Documents on the inspection outcomes are now being drawn up, Popova said. "We are not in the habit of publishing inspection results until it [the inspection] is over," she pointed out.
Rosselkhoznadzor said on Aug. 19 that the Auchan Kuntsevo hypermarket at 19/1, Yartsevskaya Street had committed similar violations as the four hypermarkets checked earlier, i.e. non-compliance with veterinarian-sanitary treatment and equipment disinfection requirements in its uncooked product shop. A fact of biological waste storing in solid household waste disposal sites has been established.
Systematic violations demonstrate that the Hazard Analysis and Critical Control Points (HACCP) appraisal system applied by the French retailer is not efficient and not functioning well enough as it does not assess risks in meat processing, Rosselkhoznadzor said.
The service will test meat product samples, analyze documents submitted by Auchan and release an inspection report.
Rosselkhoznadzor had said that it would go to court to force Auchan to stop making uncooked meat products. Listeria was found when testing four Auchan hypermarkets in Moscow and the Moscow region, in addition to an excessive amount of coliform bacteria, aerobic mesophilic and optionally anaerobic organisms.
Rosselkhoznadzor also found pork, chicken and sheep DNA in ground beef (which was not indicated on the label); cattle, chicken and sheep DNA in ground pork; and pork, cattle and sheep DNA in uncooked kebabs made from beef and lamb.
Out-of-date sausages were used when cooking pizzas at one of the Auchan hypermarkets and out-of-date meat was sold there, the service said.

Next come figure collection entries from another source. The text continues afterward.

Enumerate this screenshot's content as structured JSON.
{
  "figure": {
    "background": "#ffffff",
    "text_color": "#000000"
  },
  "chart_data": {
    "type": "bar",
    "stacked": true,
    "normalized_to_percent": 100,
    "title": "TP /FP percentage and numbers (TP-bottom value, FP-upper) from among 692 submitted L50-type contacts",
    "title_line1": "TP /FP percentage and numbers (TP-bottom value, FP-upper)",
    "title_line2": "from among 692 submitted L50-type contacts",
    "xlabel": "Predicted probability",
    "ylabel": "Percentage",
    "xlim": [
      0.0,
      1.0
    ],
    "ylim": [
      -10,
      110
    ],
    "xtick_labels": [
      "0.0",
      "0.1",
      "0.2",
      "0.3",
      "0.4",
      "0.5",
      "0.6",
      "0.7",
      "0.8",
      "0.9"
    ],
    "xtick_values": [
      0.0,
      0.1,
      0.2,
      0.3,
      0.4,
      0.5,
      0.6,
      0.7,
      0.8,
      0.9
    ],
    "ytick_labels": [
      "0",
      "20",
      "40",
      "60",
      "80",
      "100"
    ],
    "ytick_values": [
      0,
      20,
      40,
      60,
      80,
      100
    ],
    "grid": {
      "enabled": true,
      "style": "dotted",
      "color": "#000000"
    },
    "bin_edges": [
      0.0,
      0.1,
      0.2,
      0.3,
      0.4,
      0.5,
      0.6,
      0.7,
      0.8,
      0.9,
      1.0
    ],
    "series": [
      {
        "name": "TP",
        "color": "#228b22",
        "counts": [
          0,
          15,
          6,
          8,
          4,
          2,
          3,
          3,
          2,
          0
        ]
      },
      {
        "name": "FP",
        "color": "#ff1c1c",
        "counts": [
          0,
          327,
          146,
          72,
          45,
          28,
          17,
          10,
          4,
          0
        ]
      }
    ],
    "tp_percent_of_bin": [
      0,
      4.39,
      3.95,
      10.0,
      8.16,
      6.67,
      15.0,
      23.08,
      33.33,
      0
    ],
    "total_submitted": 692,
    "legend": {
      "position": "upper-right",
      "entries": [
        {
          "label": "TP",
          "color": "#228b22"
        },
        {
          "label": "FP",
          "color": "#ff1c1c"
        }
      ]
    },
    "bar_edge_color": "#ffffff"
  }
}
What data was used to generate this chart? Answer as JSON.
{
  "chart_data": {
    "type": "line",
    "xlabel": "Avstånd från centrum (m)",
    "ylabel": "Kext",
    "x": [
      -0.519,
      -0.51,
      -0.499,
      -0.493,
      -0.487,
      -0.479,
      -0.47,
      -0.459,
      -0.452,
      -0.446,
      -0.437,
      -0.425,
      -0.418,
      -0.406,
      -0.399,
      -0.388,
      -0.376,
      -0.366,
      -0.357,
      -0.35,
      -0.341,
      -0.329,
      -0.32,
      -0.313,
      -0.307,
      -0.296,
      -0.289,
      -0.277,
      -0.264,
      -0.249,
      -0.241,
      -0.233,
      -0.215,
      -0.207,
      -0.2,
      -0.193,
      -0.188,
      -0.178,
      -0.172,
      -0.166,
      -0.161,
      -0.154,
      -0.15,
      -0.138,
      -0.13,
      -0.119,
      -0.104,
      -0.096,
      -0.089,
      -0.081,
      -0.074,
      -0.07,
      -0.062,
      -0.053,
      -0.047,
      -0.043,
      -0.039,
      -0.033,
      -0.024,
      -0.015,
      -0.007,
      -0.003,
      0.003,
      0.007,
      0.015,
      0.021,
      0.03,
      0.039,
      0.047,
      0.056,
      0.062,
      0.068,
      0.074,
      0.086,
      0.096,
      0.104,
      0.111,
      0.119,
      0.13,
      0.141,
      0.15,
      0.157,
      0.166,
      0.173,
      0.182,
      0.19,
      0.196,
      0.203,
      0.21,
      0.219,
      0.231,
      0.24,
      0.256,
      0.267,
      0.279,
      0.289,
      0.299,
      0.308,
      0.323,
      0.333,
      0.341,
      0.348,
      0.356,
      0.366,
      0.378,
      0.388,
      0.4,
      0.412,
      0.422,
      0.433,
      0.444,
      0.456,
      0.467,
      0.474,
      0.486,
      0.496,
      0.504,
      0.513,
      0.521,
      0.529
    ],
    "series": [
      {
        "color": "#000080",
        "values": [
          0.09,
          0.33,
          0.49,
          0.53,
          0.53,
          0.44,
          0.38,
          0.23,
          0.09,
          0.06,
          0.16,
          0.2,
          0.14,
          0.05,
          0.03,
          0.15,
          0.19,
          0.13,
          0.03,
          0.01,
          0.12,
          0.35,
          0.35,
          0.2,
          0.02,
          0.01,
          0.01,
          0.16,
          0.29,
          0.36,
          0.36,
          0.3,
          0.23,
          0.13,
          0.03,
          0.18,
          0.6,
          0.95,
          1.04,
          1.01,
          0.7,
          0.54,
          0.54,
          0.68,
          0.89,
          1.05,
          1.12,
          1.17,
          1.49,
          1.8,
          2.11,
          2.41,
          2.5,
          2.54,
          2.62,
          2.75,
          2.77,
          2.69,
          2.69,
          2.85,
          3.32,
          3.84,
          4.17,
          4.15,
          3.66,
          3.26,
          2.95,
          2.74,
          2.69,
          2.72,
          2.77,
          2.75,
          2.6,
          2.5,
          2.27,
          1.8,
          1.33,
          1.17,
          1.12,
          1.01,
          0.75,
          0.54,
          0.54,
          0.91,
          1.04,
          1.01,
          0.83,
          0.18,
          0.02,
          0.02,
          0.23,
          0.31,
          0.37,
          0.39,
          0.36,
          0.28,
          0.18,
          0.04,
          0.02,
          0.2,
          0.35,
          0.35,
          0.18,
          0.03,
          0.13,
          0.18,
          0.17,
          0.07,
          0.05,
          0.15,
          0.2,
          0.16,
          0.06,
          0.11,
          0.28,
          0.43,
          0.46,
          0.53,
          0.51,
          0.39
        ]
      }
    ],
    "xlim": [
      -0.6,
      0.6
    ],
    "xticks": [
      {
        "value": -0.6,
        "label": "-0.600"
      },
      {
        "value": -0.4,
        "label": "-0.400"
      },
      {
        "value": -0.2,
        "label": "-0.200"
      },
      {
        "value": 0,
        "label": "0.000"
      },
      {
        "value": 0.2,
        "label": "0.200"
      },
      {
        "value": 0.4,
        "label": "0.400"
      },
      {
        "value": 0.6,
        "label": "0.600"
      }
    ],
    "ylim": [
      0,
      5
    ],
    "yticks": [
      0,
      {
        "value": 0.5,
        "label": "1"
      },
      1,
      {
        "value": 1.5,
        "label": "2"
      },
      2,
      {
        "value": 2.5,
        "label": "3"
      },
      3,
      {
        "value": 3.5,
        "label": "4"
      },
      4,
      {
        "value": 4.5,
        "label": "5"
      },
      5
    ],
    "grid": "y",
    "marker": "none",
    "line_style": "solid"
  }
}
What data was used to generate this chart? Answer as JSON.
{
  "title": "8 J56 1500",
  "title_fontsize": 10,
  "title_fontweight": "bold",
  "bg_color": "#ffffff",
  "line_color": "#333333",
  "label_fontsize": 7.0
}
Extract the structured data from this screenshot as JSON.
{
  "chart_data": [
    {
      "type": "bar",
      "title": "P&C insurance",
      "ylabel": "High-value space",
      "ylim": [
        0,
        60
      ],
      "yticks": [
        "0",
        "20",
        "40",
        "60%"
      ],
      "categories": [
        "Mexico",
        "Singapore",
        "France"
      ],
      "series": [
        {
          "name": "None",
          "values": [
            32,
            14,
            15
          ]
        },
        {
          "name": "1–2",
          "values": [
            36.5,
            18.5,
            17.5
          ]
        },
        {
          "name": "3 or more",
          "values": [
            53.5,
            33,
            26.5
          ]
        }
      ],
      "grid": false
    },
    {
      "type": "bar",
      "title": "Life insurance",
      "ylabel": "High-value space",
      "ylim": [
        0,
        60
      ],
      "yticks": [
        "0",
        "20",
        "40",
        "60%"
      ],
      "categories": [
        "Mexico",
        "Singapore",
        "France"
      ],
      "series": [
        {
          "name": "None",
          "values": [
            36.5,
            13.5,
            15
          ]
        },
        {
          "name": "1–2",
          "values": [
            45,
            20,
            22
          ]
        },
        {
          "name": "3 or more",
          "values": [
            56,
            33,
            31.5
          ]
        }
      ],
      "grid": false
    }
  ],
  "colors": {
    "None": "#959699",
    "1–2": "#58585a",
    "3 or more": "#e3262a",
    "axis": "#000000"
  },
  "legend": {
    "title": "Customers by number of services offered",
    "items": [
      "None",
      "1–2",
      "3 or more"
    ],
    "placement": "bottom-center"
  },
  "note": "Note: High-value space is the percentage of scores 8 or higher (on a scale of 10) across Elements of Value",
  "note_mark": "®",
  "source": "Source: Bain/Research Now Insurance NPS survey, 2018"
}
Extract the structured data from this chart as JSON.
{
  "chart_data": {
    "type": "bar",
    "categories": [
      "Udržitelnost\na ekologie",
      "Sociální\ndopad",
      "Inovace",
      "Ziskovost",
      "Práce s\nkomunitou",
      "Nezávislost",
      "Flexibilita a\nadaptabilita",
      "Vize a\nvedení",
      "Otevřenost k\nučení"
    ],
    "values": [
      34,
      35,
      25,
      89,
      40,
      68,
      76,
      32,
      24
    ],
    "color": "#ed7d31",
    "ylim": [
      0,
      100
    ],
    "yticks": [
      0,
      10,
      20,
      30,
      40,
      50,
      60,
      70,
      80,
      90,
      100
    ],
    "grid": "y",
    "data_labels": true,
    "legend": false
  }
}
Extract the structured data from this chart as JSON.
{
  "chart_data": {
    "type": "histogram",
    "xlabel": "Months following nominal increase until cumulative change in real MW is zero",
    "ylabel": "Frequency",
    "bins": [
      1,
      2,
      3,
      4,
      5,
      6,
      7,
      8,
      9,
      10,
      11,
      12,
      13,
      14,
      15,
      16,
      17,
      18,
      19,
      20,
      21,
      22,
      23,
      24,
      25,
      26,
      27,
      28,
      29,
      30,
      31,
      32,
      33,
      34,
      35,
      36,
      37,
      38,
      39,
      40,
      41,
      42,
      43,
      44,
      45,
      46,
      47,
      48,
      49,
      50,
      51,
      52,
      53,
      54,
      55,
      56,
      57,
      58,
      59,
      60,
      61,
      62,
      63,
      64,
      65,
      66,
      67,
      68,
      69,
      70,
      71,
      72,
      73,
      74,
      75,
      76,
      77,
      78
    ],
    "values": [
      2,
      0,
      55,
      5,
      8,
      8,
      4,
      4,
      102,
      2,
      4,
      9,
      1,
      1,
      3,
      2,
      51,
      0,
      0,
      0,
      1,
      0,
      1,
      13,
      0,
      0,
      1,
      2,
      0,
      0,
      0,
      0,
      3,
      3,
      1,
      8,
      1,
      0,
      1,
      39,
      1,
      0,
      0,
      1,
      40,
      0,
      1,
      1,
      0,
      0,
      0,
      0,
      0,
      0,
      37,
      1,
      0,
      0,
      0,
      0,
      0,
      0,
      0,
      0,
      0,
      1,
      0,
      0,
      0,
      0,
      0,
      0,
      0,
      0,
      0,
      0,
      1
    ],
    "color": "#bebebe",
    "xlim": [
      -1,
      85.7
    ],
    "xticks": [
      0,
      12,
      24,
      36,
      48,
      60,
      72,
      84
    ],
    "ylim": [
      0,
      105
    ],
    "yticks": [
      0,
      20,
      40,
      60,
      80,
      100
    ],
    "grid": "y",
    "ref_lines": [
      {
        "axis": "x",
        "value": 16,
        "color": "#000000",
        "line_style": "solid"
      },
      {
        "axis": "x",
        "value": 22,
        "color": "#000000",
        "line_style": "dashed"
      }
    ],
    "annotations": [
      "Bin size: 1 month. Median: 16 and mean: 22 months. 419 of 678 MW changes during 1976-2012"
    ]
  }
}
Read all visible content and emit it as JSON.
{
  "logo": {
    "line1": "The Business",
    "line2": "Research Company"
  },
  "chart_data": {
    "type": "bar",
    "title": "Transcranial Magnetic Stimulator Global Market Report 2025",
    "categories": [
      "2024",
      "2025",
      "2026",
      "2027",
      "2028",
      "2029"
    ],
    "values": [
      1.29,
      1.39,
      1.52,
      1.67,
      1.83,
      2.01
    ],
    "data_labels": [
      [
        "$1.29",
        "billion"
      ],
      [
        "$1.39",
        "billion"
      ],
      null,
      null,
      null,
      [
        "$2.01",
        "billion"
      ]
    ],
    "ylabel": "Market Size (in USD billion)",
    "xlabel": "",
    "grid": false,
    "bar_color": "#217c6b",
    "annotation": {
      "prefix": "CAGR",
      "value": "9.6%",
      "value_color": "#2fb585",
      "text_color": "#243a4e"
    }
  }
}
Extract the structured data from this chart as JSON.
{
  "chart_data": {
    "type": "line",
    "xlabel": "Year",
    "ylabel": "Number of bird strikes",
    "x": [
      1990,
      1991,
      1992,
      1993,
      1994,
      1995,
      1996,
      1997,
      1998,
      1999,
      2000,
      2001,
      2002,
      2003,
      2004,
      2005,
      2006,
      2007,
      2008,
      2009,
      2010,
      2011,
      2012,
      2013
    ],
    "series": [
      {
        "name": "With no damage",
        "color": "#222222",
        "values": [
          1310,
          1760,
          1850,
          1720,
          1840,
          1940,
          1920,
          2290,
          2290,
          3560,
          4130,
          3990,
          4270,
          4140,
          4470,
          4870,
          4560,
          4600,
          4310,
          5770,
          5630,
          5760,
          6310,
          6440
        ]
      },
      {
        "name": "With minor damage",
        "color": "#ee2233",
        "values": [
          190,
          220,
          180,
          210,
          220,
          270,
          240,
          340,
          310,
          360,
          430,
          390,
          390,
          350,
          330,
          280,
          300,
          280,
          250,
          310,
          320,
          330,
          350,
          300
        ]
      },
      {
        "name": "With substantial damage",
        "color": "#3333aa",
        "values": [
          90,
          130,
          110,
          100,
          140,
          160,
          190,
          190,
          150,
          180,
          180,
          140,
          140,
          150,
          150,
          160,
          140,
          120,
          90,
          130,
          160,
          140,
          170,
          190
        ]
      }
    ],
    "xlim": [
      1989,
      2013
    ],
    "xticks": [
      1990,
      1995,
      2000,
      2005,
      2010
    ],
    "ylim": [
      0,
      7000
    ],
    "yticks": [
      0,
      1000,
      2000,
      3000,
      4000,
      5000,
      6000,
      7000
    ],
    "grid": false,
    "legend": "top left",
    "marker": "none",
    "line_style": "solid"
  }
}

Auchan partially agreed with some of Rosselkhoznadzor's charges, but dismissed other complaints and intends to challenge them. In particular, this concerns control over bio-products that is exercised by state veterinarians at logistics centers and hypermarkets upon entry and disposal of written-off bio-products. The company also demanded that the watchdog withdraw its claim on discovering horse DNA in ground pork, insisting that it does not use horsemeat in its products.
The Auchan situation has caught the attention of France. The French Embassy in Russia has recently asked Rosselkhoznadzor to explain the inspections of the retail network. The Embassy did not express concern but simply asked for the provision of inspection details, the Embassy press service said.
The French retailer Auchan arrived on the Russian market in 2002. As of the end of last year, the company operated 84 stores in Russia, among them 55 classic hypermarkets, 23 Auchan City hypermarkets and six Nasha Raduga hypermarkets.
Auchan LLC posted a 313.6 billion ruble revenue and an 11.9 billion ruble net profit in 2014 (according to the SPARK-Interfax database).